The three biosensors were made and used as originally described 4-6, with modifications where noted in the text. The Cdc42 biosensor was modified for multiplex imaging by removing EGFP and replacing it with an Alexa750 dye. This produced a biosensor with wavelengths orthogonal to those of the RhoA biosensor. The new Cdc42 biosensor was fused to maltose binding protein to enhance solubility. For control studies a new dual chain RhoA biosensor was constructed by eliminating the linker in the published RhoA biosensor (see Supplementary Material).
Biosensors were imaged as previously described26,27. In order to obtain sufficient signal/noise for multiplexing, cells with biosensor were filmed at 10 s intervals, using a 40×/1.3 NA objective and binning, resulting in an effective pixel size in object space of 330 nm.
Raw images were aligned and noise-filtered to allow ratiometric correction of volume effects, bleed-through and variation in sensor concentration.
Corrected biosensor images were segmented and cell edge displacements tracked as in13. Sampling windows of 0.9 μm depth and 1.8 - 3μm width were constructed to follow morphological changes at a fixed distance from the cell edge. For each window, biosensor activation time courses were recorded. For windows placed at the cell edge, a time course of protrusion/retraction velocity was recorded additionally. Coupling of two activity time courses was analyzed per window by Pearson's cross-correlation function. Subsequently, for a cell the per-window correlation functions were averaged over all windows following the edge at a specific distance D (Fig. 1i). Per-cell correlation functions were averaged over multiple cells and statistically analyzed by bootstrap sampling to determine the significance and time lag of the coupling between two activities. All procedures are detailed in Supplementary Methods.

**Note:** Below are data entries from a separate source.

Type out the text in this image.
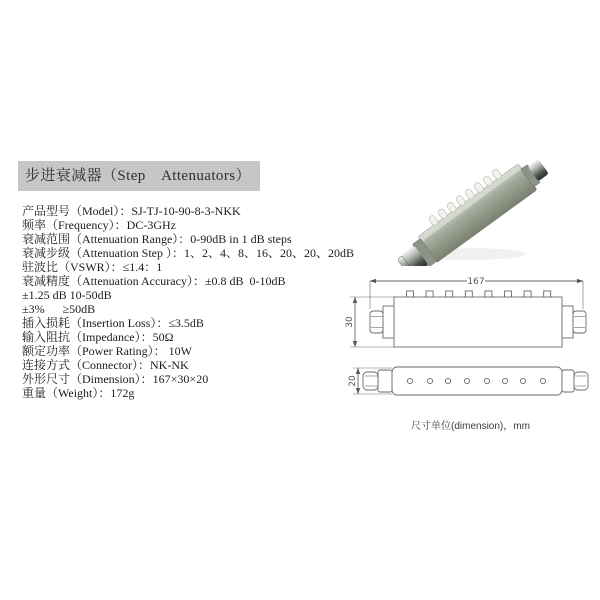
步进衰减器（Step　Attenuators）
产品型号（Model）：SJ-TJ-10-90-8-3-NKK
频率（Frequency）：DC-3GHz
衰减范围（Attenuation Range）：0-90dB in 1 dB steps
衰减步级（Attenuation Step ）：1、2、4、8、16、20、20、20dB
驻波比（VSWR）：≤1.4：1
衰减精度（Attenuation Accuracy）：±0.8 dB  0-10dB
±1.25 dB 10-50dB
±3%      ≥50dB
插入损耗（Insertion Loss）：≤3.5dB
输入阻抗（Impedance）：50Ω
额定功率（Power Rating）： 10W
连接方式（Connector）：NK-NK
外形尺寸（Dimension）：167×30×20
重量（Weight）：172g
167
30
20
尺寸单位(dimension)，mm
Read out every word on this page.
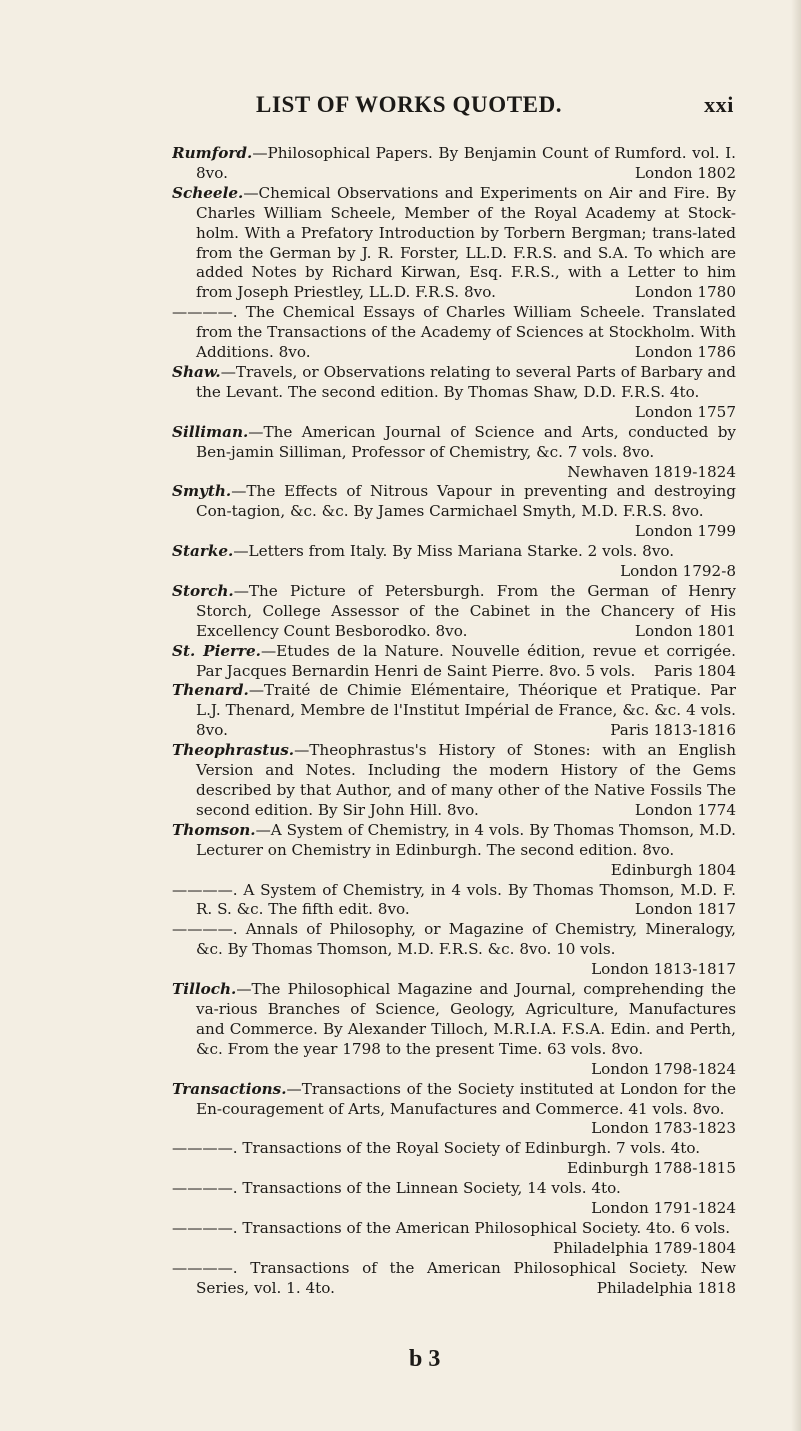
LIST OF WORKS QUOTED.	xxi

Rumford.—Philosophical Papers. By Benjamin Count of Rumford. vol. I. 8vo.	London 1802

Scheele.—Chemical Observations and Experiments on Air and Fire. By Charles William Scheele, Member of the Royal Academy at Stock-holm. With a Prefatory Introduction by Torbern Bergman; trans-lated from the German by J. R. Forster, LL.D. F.R.S. and S.A. To which are added Notes by Richard Kirwan, Esq. F.R.S., with a Letter to him from Joseph Priestley, LL.D. F.R.S. 8vo.	London 1780

————. The Chemical Essays of Charles William Scheele. Translated from the Transactions of the Academy of Sciences at Stockholm. With Additions. 8vo.	London 1786

Shaw.—Travels, or Observations relating to several Parts of Barbary and the Levant. The second edition. By Thomas Shaw, D.D. F.R.S. 4to.
London 1757

Silliman.—The American Journal of Science and Arts, conducted by Ben-jamin Silliman, Professor of Chemistry, &c. 7 vols. 8vo.
Newhaven 1819-1824

Smyth.—The Effects of Nitrous Vapour in preventing and destroying Con-tagion, &c. &c. By James Carmichael Smyth, M.D. F.R.S. 8vo.
London 1799

Starke.—Letters from Italy. By Miss Mariana Starke. 2 vols. 8vo.
London 1792-8

Storch.—The Picture of Petersburgh. From the German of Henry Storch, College Assessor of the Cabinet in the Chancery of His Excellency Count Besborodko. 8vo.	London 1801

St. Pierre.—Etudes de la Nature. Nouvelle édition, revue et corrigée. Par Jacques Bernardin Henri de Saint Pierre. 8vo. 5 vols.	Paris 1804

Thenard.—Traité de Chimie Elémentaire, Théorique et Pratique. Par L.J. Thenard, Membre de l'Institut Impérial de France, &c. &c. 4 vols. 8vo.	Paris 1813-1816

Theophrastus.—Theophrastus's History of Stones: with an English Version and Notes. Including the modern History of the Gems described by that Author, and of many other of the Native Fossils The second edition. By Sir John Hill. 8vo.	London 1774

Thomson.—A System of Chemistry, in 4 vols. By Thomas Thomson, M.D. Lecturer on Chemistry in Edinburgh. The second edition. 8vo.
Edinburgh 1804

————. A System of Chemistry, in 4 vols. By Thomas Thomson, M.D. F. R. S. &c. The fifth edit. 8vo.	London 1817

————. Annals of Philosophy, or Magazine of Chemistry, Mineralogy, &c. By Thomas Thomson, M.D. F.R.S. &c. 8vo. 10 vols.
London 1813-1817

Tilloch.—The Philosophical Magazine and Journal, comprehending the va-rious Branches of Science, Geology, Agriculture, Manufactures and Commerce. By Alexander Tilloch, M.R.I.A. F.S.A. Edin. and Perth, &c. From the year 1798 to the present Time. 63 vols. 8vo.
London 1798-1824

Transactions.—Transactions of the Society instituted at London for the En-couragement of Arts, Manufactures and Commerce. 41 vols. 8vo.
London 1783-1823

————. Transactions of the Royal Society of Edinburgh. 7 vols. 4to.
Edinburgh 1788-1815

————. Transactions of the Linnean Society, 14 vols. 4to.
London 1791-1824

————. Transactions of the American Philosophical Society. 4to. 6 vols.
Philadelphia 1789-1804

————. Transactions of the American Philosophical Society. New Series, vol. 1. 4to.	Philadelphia 1818

b 3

We gratefully acknowledge funding from the Swiss National Science Foundation and the Novartis Foundation, formerly the Ciba-Geigy Jubilee Foundation (M.M.), NIH R01 GM57464 (K.M.H.), NIH R01 GM71868 (G.D.), and the Cell Migration Consortium, Grant No U54 GM064346 from NIGMS (G.D. and K.M.H.).

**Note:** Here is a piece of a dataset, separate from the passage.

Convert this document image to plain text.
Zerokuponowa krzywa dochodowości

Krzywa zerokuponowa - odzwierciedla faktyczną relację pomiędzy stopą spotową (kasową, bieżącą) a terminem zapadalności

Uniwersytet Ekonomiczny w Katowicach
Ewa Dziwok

Author Contributions M.M. initiated the project, conceptualized the idea of computational multiplexing, wrote all image analysis software pertinent to multiplexing, and contributed to the writing of the manuscript; L.H. developed simultaneous imaging of RhoA and Cdc42, including the modification and validation of the meroCBD probe, developed the intermolecular RhoA sensor, including controls and validation, studying the effects of biosensor stoichiometry and expression level, developed the new version of the Rac biosensor, and contributed to writing of the manuscript. C.W. produced stable cell lines of the intermolecular RhoA biosensor and conducted imaging experiments for the comparison of intra- and intermolecular biosensor designs; H.E. contributed simulations for validation of the correlation analysis and assisted with image processing; O.P. and P.N. contributed image data of RhoA and Cdc42 activity, respectively; A.A. and G.L.J. contributed valuable advice and unpublished reagents. K.M.H. and G.D. coordinated the study and wrote the final version of the manuscript and supplement.